The 400 Blows | François Truffaut

The Shot: Famously offering no real resolution – a reminder of how real-life stories remain unsettled – the final shot of Truffaut’s The 400 Blows has protagonist Daniel (Jean-Pierre Léaud) running away from his responsibilities and his woes, only to find the shoreline and the void beyond. Daniel then turns and looks straight at us, reminding us that we’re all on the same boat in one way or another.

Stalker | Andrei Tarkovsky

The Shot: The seemingly superfluous final shot in Andrei Takovsky’s Stalker enhances the idea of crisis of faith the underlines the entire film. The camera turns to the young daughter of the protagonist, staring blankly at a glass. Suddenly, her surroundings begin to rumble and yet the shot holds on the impassive face of the girl, suggesting that what is happening around her is irrelevant.

2001: A Space Odyssey | Stanley Kubrick

The Shot: Considering he never made it to the end of the film, there’s no telling what Robert would have made of the final shot of Stanley Kubrick’s 2001: A Space Odyssey. The rebirth of Keir Dullea’s dimension-traversing astronaut into a giant alien baby is simultaneously disturbing, weird and beautiful; an ambiguous future of mankind.

Casablanca | Michael Curtiz

The Shot: Louie, I think this is the beginning of a beautiful friendship”.  As Rick and Louis stroll into the mist on the airport runway we realise that you don’t necessarily have to lead the charge to encourage change. As the shot rises, Rick (Humphrey Bogart) and Louis (Claude Rains) become smaller, and yet their voices remain the same. No matter how lost they become in the mist of history, their impact will always be felt.
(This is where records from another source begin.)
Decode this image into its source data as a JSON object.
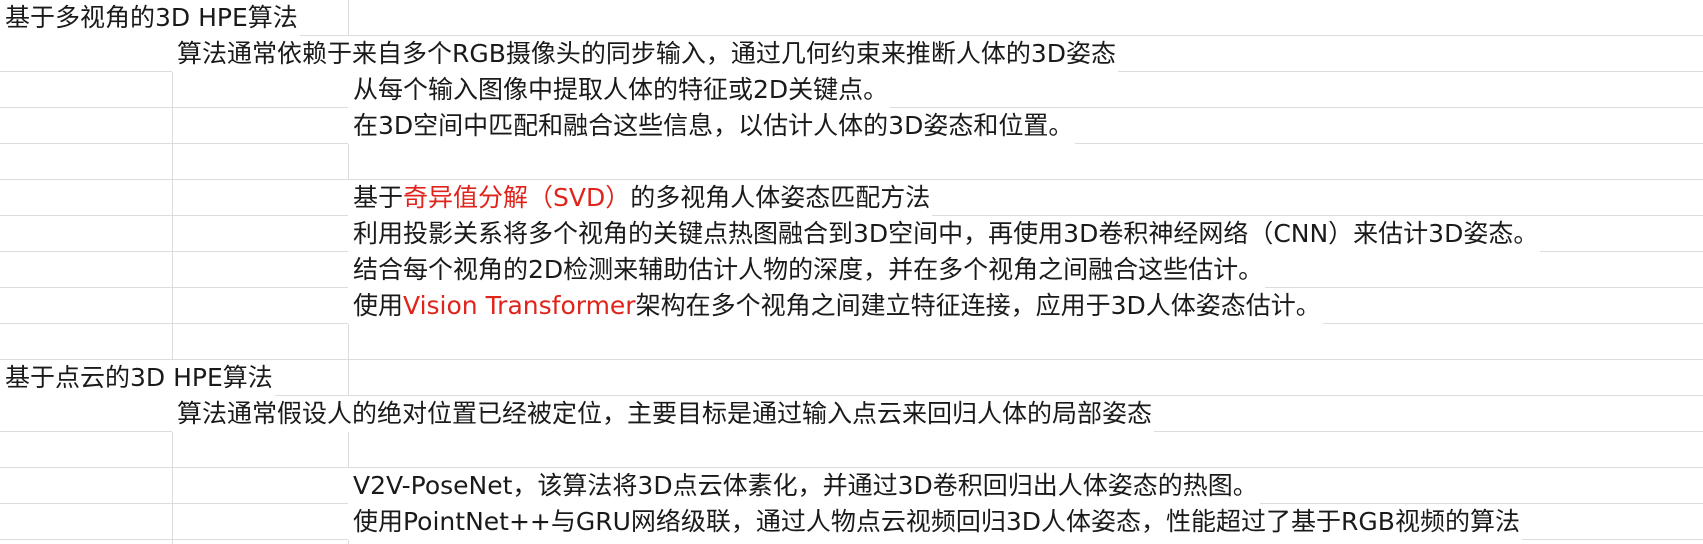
{
  "rows": [
    {
      "text": "基于多视角的3D HPE算法"
    },
    {
      "text": "算法通常依赖于来自多个RGB摄像头的同步输入，通过几何约束来推断人体的3D姿态"
    },
    {
      "text": "从每个输入图像中提取人体的特征或2D关键点。"
    },
    {
      "text": "在3D空间中匹配和融合这些信息，以估计人体的3D姿态和位置。"
    },
    {
      "text": ""
    },
    {
      "before": "基于",
      "highlight": "奇异值分解（SVD）",
      "after": "的多视角人体姿态匹配方法"
    },
    {
      "text": "利用投影关系将多个视角的关键点热图融合到3D空间中，再使用3D卷积神经网络（CNN）来估计3D姿态。"
    },
    {
      "text": "结合每个视角的2D检测来辅助估计人物的深度，并在多个视角之间融合这些估计。"
    },
    {
      "before": "使用",
      "highlight": "Vision Transformer",
      "after": "架构在多个视角之间建立特征连接，应用于3D人体姿态估计。"
    },
    {
      "text": ""
    },
    {
      "text": "基于点云的3D HPE算法"
    },
    {
      "text": "算法通常假设人的绝对位置已经被定位，主要目标是通过输入点云来回归人体的局部姿态"
    },
    {
      "text": ""
    },
    {
      "text": "V2V-PoseNet，该算法将3D点云体素化，并通过3D卷积回归出人体姿态的热图。"
    },
    {
      "text": "使用PointNet++与GRU网络级联，通过人物点云视频回归3D人体姿态，性能超过了基于RGB视频的算法"
    }
  ],
  "colors": {
    "text": "#1a1a1a",
    "highlight": "#e0241b",
    "gridline": "#dcdcdc",
    "background": "#ffffff"
  }
}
Beau Travail | Claire Denis

The Shot: The final moments of Claire Denis’ Beau Travail, a film of repression and aggressive masculinity, include a single shot of Denis Lavant, broken up by a series of credits. The camera lingers on Lavant as he expresses himself in dance, liberating his character from a sort of denial of self.

Psycho | Alfred Hitchcock

The Shot: Little more can be said about the final shot of Psycho, and indeed the film itself, than has already been said. But Alfred Hitchcock superimposition of a skull of the face of the psychotic Norman Bates (Anthony Perkins) is perhaps the most significant superimposition in film history.

Aguirre: The Wrath of God | Werner Herzog

The Shot: There have been numerous stories about the tumultuous relationship between director Werner Herzog and his regular star Klaus Kinski, but nothing that has quite the poignancy of the final shot of Aguirre: The Wrath of God – Klaus Kinski on a boat, talking to monkeys.
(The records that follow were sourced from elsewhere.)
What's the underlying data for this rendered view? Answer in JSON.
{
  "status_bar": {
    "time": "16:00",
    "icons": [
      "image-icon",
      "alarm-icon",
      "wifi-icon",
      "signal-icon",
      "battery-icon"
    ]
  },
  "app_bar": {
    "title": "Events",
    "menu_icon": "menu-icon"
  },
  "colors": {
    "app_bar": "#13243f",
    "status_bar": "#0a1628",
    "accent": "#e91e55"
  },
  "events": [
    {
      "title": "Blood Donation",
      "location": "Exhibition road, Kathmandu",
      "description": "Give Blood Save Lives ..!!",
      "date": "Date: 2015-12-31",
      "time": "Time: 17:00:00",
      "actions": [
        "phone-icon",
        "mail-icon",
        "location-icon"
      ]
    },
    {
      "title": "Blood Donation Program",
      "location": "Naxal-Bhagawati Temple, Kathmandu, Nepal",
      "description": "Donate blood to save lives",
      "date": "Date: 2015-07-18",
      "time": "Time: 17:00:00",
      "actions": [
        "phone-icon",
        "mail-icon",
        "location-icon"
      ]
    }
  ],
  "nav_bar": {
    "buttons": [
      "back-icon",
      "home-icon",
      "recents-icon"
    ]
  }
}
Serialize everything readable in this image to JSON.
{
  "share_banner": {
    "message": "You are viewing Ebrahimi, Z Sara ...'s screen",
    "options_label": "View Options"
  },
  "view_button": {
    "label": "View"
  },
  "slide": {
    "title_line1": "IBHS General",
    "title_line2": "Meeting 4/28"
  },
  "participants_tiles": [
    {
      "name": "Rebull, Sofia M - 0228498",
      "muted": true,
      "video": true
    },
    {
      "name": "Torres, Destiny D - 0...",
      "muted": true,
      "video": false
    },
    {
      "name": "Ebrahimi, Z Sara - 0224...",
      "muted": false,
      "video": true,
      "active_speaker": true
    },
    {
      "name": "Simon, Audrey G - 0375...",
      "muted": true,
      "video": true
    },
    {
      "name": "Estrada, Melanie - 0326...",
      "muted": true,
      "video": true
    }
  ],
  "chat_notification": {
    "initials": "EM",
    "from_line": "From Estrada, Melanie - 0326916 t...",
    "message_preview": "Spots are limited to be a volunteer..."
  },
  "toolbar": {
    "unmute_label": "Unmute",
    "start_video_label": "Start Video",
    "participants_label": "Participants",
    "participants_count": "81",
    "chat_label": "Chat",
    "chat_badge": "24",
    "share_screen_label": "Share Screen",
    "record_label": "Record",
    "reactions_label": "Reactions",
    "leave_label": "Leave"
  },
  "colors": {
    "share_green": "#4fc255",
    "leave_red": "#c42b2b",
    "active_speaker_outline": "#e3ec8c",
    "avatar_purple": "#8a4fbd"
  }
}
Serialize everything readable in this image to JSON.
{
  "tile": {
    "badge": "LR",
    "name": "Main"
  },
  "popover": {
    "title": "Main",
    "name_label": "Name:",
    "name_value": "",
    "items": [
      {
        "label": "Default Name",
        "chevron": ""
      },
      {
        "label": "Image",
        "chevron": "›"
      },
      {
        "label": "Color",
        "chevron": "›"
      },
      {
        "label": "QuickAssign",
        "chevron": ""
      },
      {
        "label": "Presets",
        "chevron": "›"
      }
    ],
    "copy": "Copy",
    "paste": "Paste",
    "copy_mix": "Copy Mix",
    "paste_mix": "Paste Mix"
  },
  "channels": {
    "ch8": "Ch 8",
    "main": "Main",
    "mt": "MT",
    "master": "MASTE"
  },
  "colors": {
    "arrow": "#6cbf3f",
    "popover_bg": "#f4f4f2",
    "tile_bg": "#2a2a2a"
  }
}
Inception | Christopher Nolan

The Shot: Having spent so much time living in dreams, Dom Cobb (Leonardo DiCaprio), adopts the use of a spinning top as a totem – a way of determining whether he is in the dream world or the real world. On completing one final job that will free himself from persecution, Cobb is finally reunited with his family. He spins the top and rushes outside to be reunited with his children. In the final second, the spinning top wobbles.

The Texas Chainsaw Massacre | Tobe Hooper

The Shot: The final moments of The Texas Chainsaw Massacre doesn’t exploit the audience with a shock moment of say, the villain coming back alive and well in the closing seconds. But the twisted, coverting image of Leatherface’s (Gunnar Hansen) silhouette is a far more unsettling and ambiguous thing. Sally (Marylin Burns) gets away but we don’t feel any better for it.

Planet of the Apes | Franklin J. Schaffner

The Shot: “I hate every ape I see; From chimpan-a to chimpan-zee; No, you’ll never make a monkey out of me….Oh my God, I was wrong; It was Earth all along. You’ve finally made a monkey (Yes, we’ve finally made a monkey); Yes, you’ve finally made a monkey out of me! I love you, Dr. Zaius!”

The Thing | John Carpenter

The Shot: The Thing, an alien life form that assumes the appearance of whatever it kills, has wrecked havoc on the Antarctic research station and most of its inhabitants. The final survivors, MacReady (Kurt Russell) and Childs (Keith David), take a moment of respite, neither sure whether the other is a friend or in fact The Thing in an assumed form. Cut to a long shot of the station. Credits.